Microsoft Fabric has OneLake Storage at the center of all services. Storage is based upon existing Azure Data Lake Storage and can be accessed with tools that you are familiar with. Many different file formats have been used over time. Understanding the pros and cons of each file type is important.
I will be exploring several different datasets during the talk: zip files, stock data, earthquake data, NASA website data, and Fisher Iris dataset.
Our exploration will start with the CSV format which is widely used. However, there are many other formats that you might encounter. Web services typically use a JSON document as the input and/or output to REST API calls. The Apache foundation projects came up with three different file formats: AVRO shines at data deserialization for RPC calls, ORC is suited for Hadoop processing, and PARQUET is optimized for Spark processing.

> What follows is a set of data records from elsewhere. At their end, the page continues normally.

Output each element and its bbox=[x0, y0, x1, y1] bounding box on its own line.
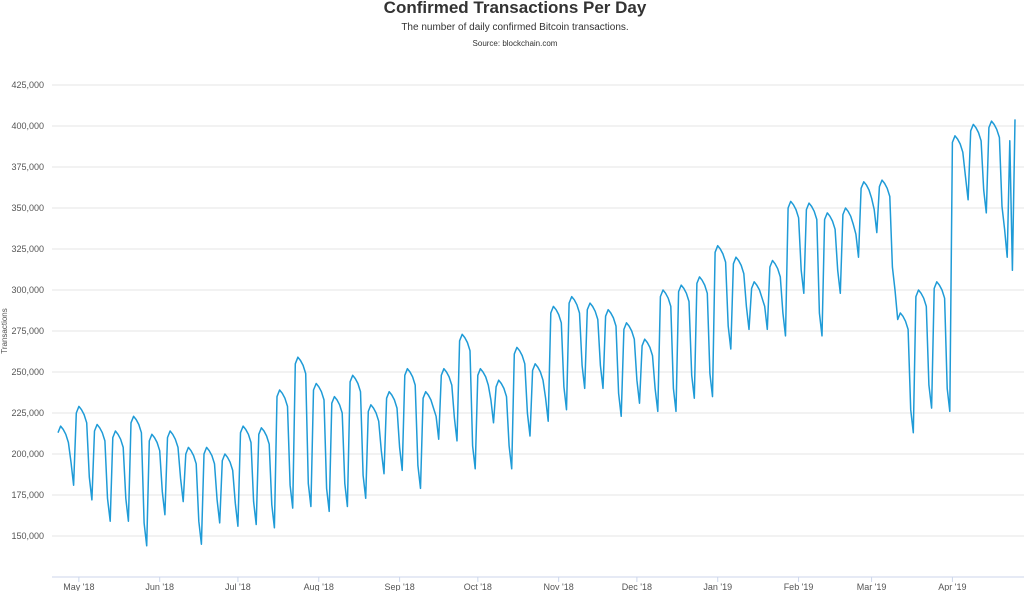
x-axis-ticks: May '18 Jun '18 Jul '18 Aug '18 Sep '18 Oct '… bbox=[63, 577, 967, 591]
chart-source: Source: blockchain.com bbox=[472, 39, 558, 48]
x-tick-label: Sep '18 bbox=[384, 582, 414, 591]
y-tick-label: 275,000 bbox=[11, 326, 44, 336]
y-tick-label: 150,000 bbox=[11, 531, 44, 541]
x-tick-label: Feb '19 bbox=[784, 582, 814, 591]
y-tick-label: 250,000 bbox=[11, 367, 44, 377]
series-line-transactions bbox=[57, 119, 1016, 547]
y-tick-label: 400,000 bbox=[11, 121, 44, 131]
x-tick-label: Jun '18 bbox=[145, 582, 174, 591]
y-tick-label: 425,000 bbox=[11, 80, 44, 90]
x-tick-label: Mar '19 bbox=[857, 582, 887, 591]
x-tick-label: Jul '18 bbox=[225, 582, 251, 591]
y-tick-label: 375,000 bbox=[11, 162, 44, 172]
chart-title: Confirmed Transactions Per Day bbox=[383, 0, 647, 17]
x-tick-label: Apr '19 bbox=[938, 582, 966, 591]
x-tick-label: May '18 bbox=[63, 582, 94, 591]
x-tick-label: Nov '18 bbox=[544, 582, 574, 591]
x-tick-label: Oct '18 bbox=[464, 582, 492, 591]
y-tick-label: 300,000 bbox=[11, 285, 44, 295]
y-tick-label: 225,000 bbox=[11, 408, 44, 418]
y-tick-label: 200,000 bbox=[11, 449, 44, 459]
x-tick-label: Jan '19 bbox=[703, 582, 732, 591]
y-tick-label: 175,000 bbox=[11, 490, 44, 500]
y-axis-label: Transactions bbox=[0, 308, 9, 354]
y-tick-label: 350,000 bbox=[11, 203, 44, 213]
x-tick-label: Aug '18 bbox=[304, 582, 334, 591]
y-tick-label: 325,000 bbox=[11, 244, 44, 254]
chart-subtitle: The number of daily confirmed Bitcoin tr… bbox=[401, 22, 629, 33]
y-axis-ticks: 150,000 175,000 200,000 225,000 250,000 275,0… bbox=[11, 80, 44, 541]
x-tick-label: Dec '18 bbox=[622, 582, 652, 591]
gridlines bbox=[52, 84, 1024, 537]
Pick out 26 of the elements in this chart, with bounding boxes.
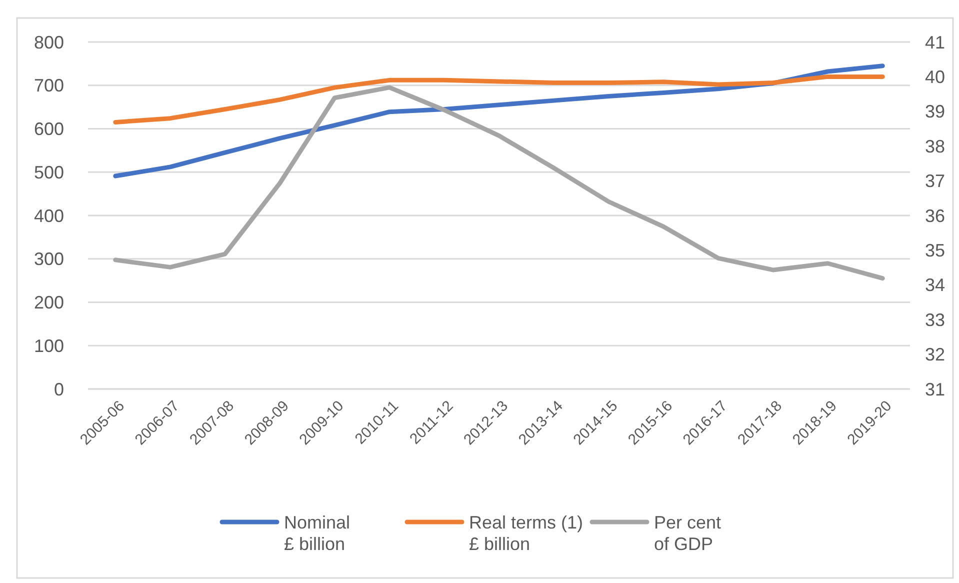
y-tick-label: 800: [34, 32, 64, 52]
y-tick-label: 500: [34, 162, 64, 182]
y-tick-label: 400: [34, 206, 64, 226]
y2-tick-label: 31: [925, 379, 946, 400]
legend-label: Nominal £ billion: [284, 512, 350, 554]
y-tick-label: 200: [34, 292, 64, 313]
y2-tick-label: 35: [925, 240, 946, 260]
y2-tick-label: 41: [925, 32, 946, 52]
y-tick-label: 600: [34, 119, 64, 140]
y2-tick-label: 34: [925, 275, 946, 296]
y-tick-label: 300: [34, 249, 64, 270]
line-series: [113, 85, 885, 281]
line-series: [113, 64, 885, 178]
y2-tick-label: 39: [925, 102, 946, 122]
y-tick-label: 700: [34, 76, 64, 96]
y2-tick-label: 40: [925, 67, 946, 87]
y2-tick-label: 36: [925, 206, 946, 226]
y-tick-label: 100: [34, 336, 64, 356]
y2-tick-label: 38: [925, 136, 946, 156]
legend-label: Real terms (1) £ billion: [469, 512, 584, 554]
y-tick-label: 0: [54, 379, 64, 400]
legend-label: Per cent of GDP: [654, 512, 722, 554]
y2-tick-label: 37: [925, 171, 946, 192]
y2-tick-label: 33: [925, 310, 946, 330]
line-series: [113, 74, 885, 124]
y2-tick-label: 32: [925, 344, 946, 365]
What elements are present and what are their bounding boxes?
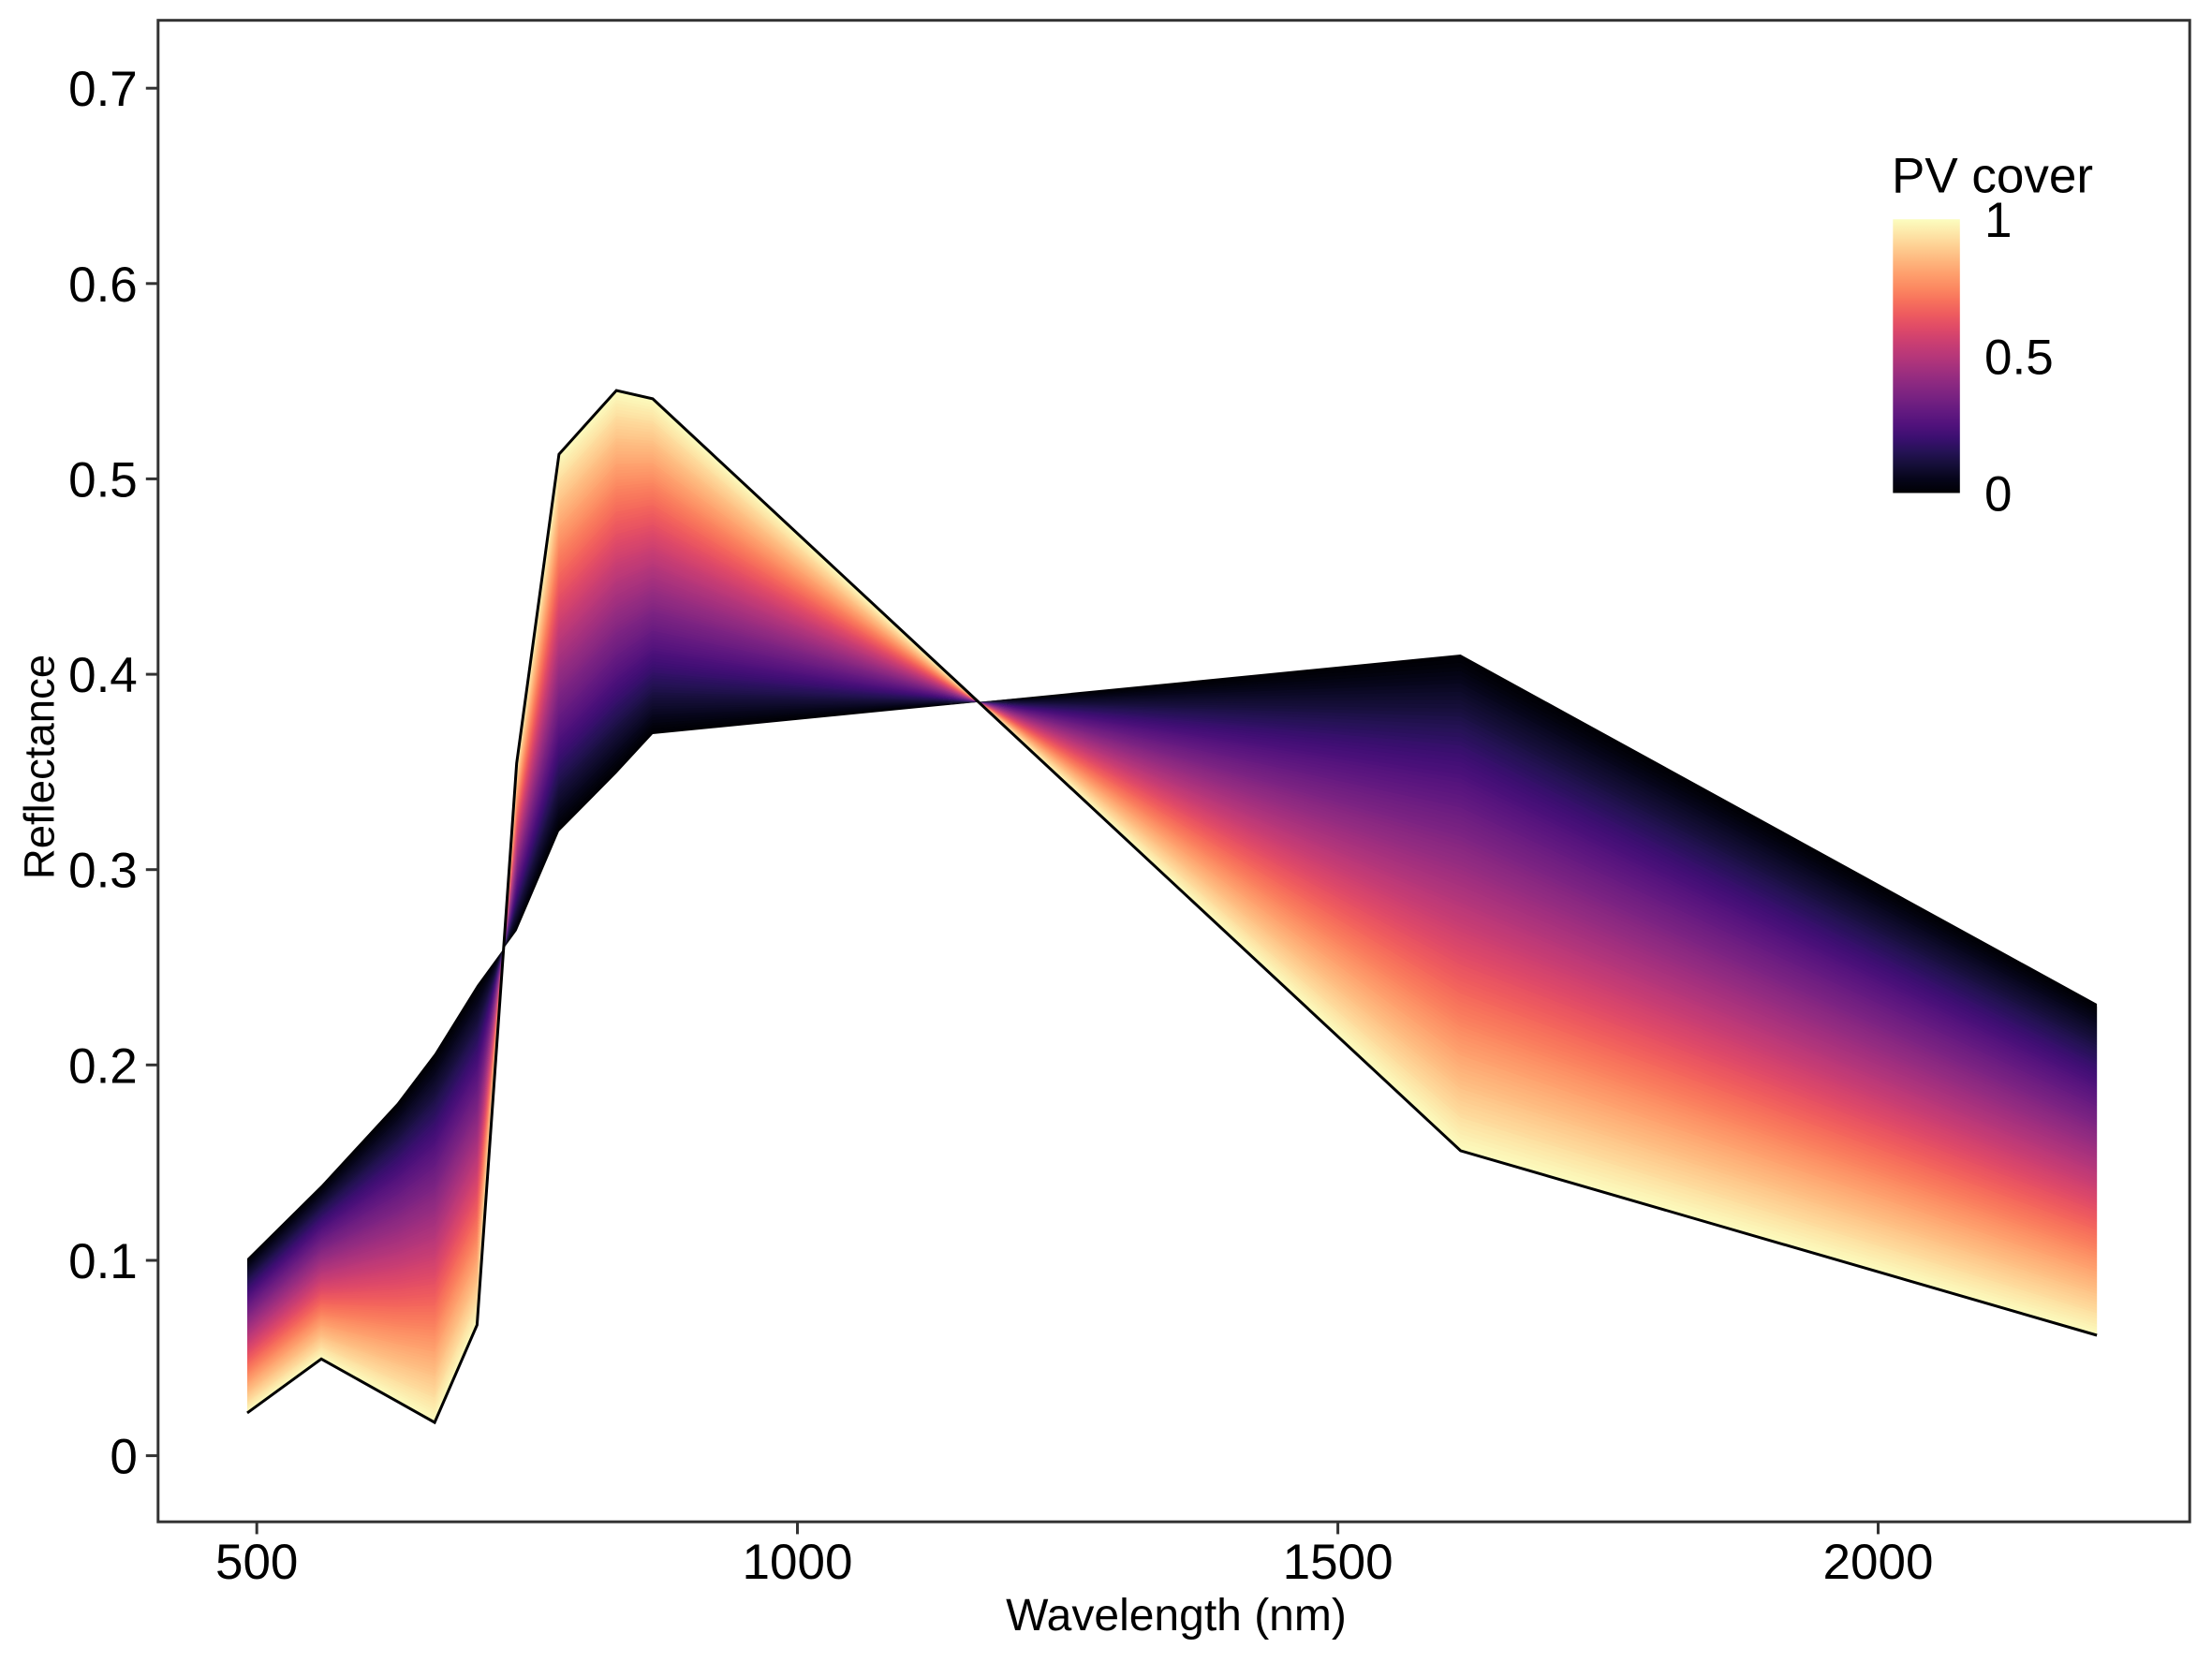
svg-text:0.1: 0.1 [68,1234,138,1289]
svg-text:1: 1 [1984,193,2012,248]
svg-text:Wavelength (nm): Wavelength (nm) [1006,1591,1347,1641]
svg-text:Reflectance: Reflectance [16,655,64,879]
svg-text:0.3: 0.3 [68,844,138,899]
svg-text:0.7: 0.7 [68,62,138,117]
svg-text:0.5: 0.5 [68,452,138,508]
svg-text:1000: 1000 [743,1535,853,1590]
svg-text:0.6: 0.6 [68,258,138,313]
svg-text:1500: 1500 [1283,1535,1394,1590]
svg-text:0: 0 [110,1430,137,1485]
svg-text:0: 0 [1984,467,2012,522]
svg-text:0.2: 0.2 [68,1038,138,1094]
svg-text:500: 500 [215,1535,298,1590]
svg-text:0.4: 0.4 [68,648,138,703]
svg-text:PV cover: PV cover [1892,148,2093,203]
svg-text:0.5: 0.5 [1984,330,2054,385]
svg-text:2000: 2000 [1823,1535,1934,1590]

There are edge cases in which a file is in a special format. One can always use the TEXT format to parse out the data row by row. All of the above formats do not support the ACID properties of a database.
That is why Databricks developed the DELTA file format which was opened source in 2019. This format is the foundation of most files in OneLake.
The Fabric Lakehouse is an implementation of Apache Spark which can have both managed and unmanaged Tables. I suggest using managed tables since they are support by both the SQL Analytics endpoint and the semantic model.
At the end of this talk, the developer will have a full understanding of all the file formats than can be managed by Fabric.